Le nostre facce impalate che si chiedono a quale uso specifico siano destinati i ferri esposti nel negozio sono l’ennesima conferma offerta a quella che Giacomo chiama ‘cattiva cultura del coltello’, che non vuol dire cercare di redimere le lame dall’immagine dello strumento di offesa, quanto piuttosto evidenziare la mancata valorizzazione di un prodotto che nonostante sia frutto di un saper fare artigiano che, come si dice in questi casi, unisce tradizione e innovazione, rimane misconosciuto ai più, come semisconosciuti sono in città gli artigiani che a 30km dal centro di Firenze quel prodotto lo realizzano.

Almeno da questo punto di vista, però, la crisi che ha spinto a cercare sbocchi maggiori sui mercati esteri, ha regalato qualche soddisfazione ai coltellinai di Scarperia, i quali nell’ indifferenza della terra natia hanno scoperto di essere legittimati fuori dall’Italia come dei veri Maestri. Entrando però nei temi che più ci interessa affrontare, Giacomo ci racconta come si sia avvicinato al settore attraverso dei corsi di formazione tenuti da storici mastri coltellinai ormai tutti scomparsi, di come sia difficile riuscire a trovare dei ragazzi giovani interessati all’artigianato e di quanto l’azienda di cui fa parte si impegni per promuovere non solo il proprio prodotto, ma tutto il territorio di Scarperia e la fetta di Mugello circostante.
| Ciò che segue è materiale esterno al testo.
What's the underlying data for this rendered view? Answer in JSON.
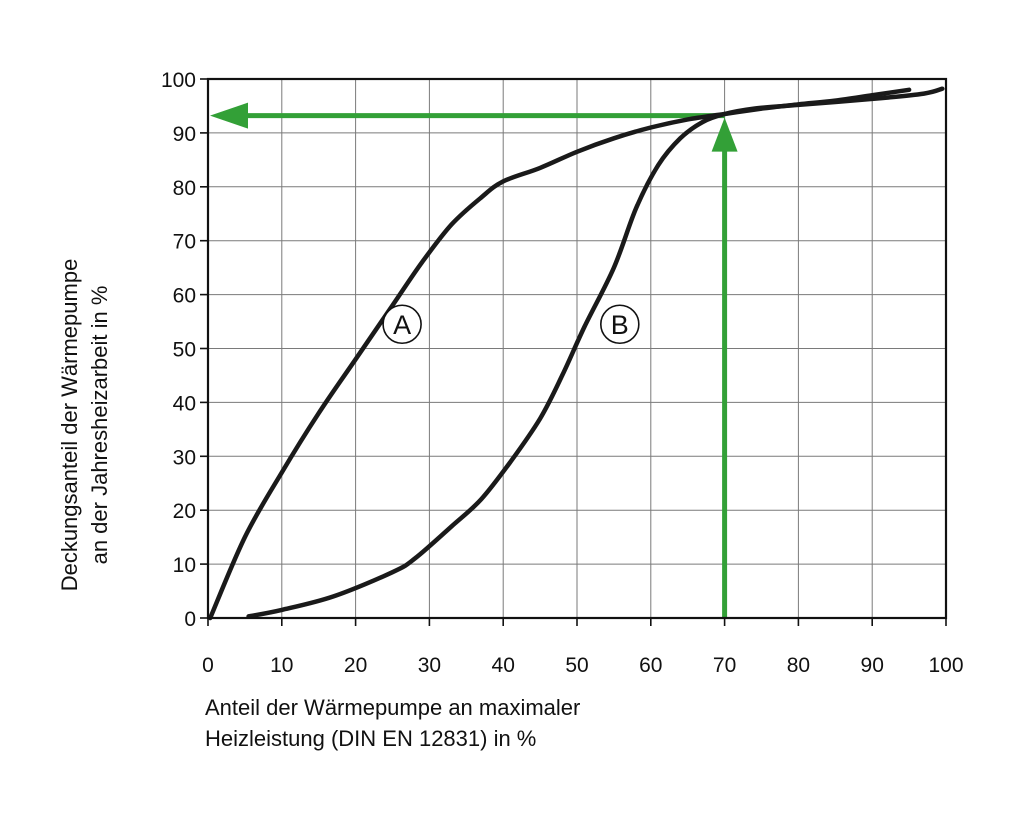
{
  "chart_data": {
    "type": "line",
    "title": "",
    "xlabel": [
      "Anteil der Wärmepumpe an maximaler",
      "Heizleistung (DIN EN 12831) in %"
    ],
    "ylabel": [
      "Deckungsanteil der Wärmepumpe",
      "an der Jahresheizarbeit in %"
    ],
    "xlim": [
      0,
      100
    ],
    "ylim": [
      0,
      100
    ],
    "xticks": [
      "0",
      "10",
      "20",
      "30",
      "40",
      "50",
      "60",
      "70",
      "80",
      "90",
      "100"
    ],
    "yticks": [
      "0",
      "10",
      "20",
      "30",
      "40",
      "50",
      "60",
      "70",
      "80",
      "90",
      "100"
    ],
    "grid": true,
    "legend": "none",
    "series": [
      {
        "name": "A",
        "color": "#1a1a1a",
        "x": [
          0.3,
          5,
          10,
          15,
          20,
          25,
          29,
          33,
          37,
          40,
          45,
          50,
          55,
          60,
          65,
          70,
          75,
          80,
          85,
          90,
          95
        ],
        "y": [
          0,
          15,
          27,
          38,
          48,
          58,
          66,
          73,
          78,
          81,
          83.5,
          86.5,
          89,
          91,
          92.5,
          93.5,
          94.5,
          95.3,
          96,
          97,
          98
        ]
      },
      {
        "name": "B",
        "color": "#1a1a1a",
        "x": [
          5.5,
          10,
          17,
          25,
          28,
          33,
          37,
          41,
          45,
          48,
          51,
          55,
          58,
          61,
          64,
          67,
          70,
          74,
          80,
          90,
          97,
          99.5
        ],
        "y": [
          0.3,
          1.5,
          4,
          8.5,
          11,
          17,
          22,
          29,
          37,
          45,
          54,
          65,
          76,
          84,
          89,
          92,
          93.5,
          94.5,
          95.2,
          96.3,
          97.3,
          98.2
        ]
      }
    ],
    "annotations": [
      {
        "label": "A",
        "x": 26.3,
        "y": 54.5
      },
      {
        "label": "B",
        "x": 55.8,
        "y": 54.5
      }
    ],
    "reference_lines": [
      {
        "type": "vertical",
        "x": 70,
        "y_from": 0,
        "y_to": 93.2,
        "arrow": "up",
        "color": "#33a037"
      },
      {
        "type": "horizontal",
        "y": 93.2,
        "x_from": 70,
        "x_to": 0,
        "arrow": "left",
        "color": "#33a037"
      }
    ]
  }
}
La costante che lega tutte le sue considerazioni è la difficoltà incontranta ogni volta che si cerca di fare qualcosa di nuovo, sia che si tratti della zavorra fiscale statale che non permette di fare gli investimenti desiderati, sia che si tratti dello scarso spirito di collaborazione che caratterizza imprese concorrenti e non, animate dal solido principio dell’ognun per sé, sia, infine, che si tratti di referenti nel panorama istituzionale che stentano a trovare soluzioni propositive.

Chiedere come riesca a trovare l’energia per affrontare un contesto così poco accomodante viene naturale, proprio come naturale sgorga la risposta dalla sua bocca, “per passione”. In effetti non c’è altro modo di spiegarla, non si potrebbe capire altrimenti il perché di una tale profusione di energie, né sarebbe possibile inquadrare l’aspetto più importante di questa storia, ovvero la voglia di scommettere e di credere in quello che si fa. Giacomo ed il suo socio Leonardo lo hanno fatto: era il 2002. “Anni d’oro”, ci dice ripensandoci un attimo su.

“La svolta è stata quando abbiamo deciso di investire nelle strumentazioni e nelle competenze necessarie a permetterci di forgiare in proprio le nostre lame. Così, se prima compravamo l’acciaio già stampato, limitandoci ad affilarlo e completare il coltello con un manico e tutte le altre rifiniture, oggi possiamo scegliere la materia prima che preferiamo e lavorarla in azienda secondo i nostri alti standard qualitativi. Siamo passati dall’essere degli artigiani ad essere degli artigiani-imprenditori”. Il senso di tutto alla fine sta qui, nella capacità imprenditoriale di scommettere in quello che si fa per migliorarlo e adattarlo ad un contesto che è profondamente cambiato.

E la mutazione “da artigiano ad artigiano-imprenditore”, espressa in maniera quasi inconscia, evidenzia una contrapposizione falsa, quella appunto tra artigiano ed imprenditore, che in realtà non sono altro che facce della stessa medaglia. Necessariamente. Quindi cura dei dettagli, tradizione e passione, ma anche investimenti, fatturato, nuovi mercati.

Testo di Lapo Cecconi, Gianluigi Visciglia, Jacopo Naldi. Foto di Eva Bagnoli.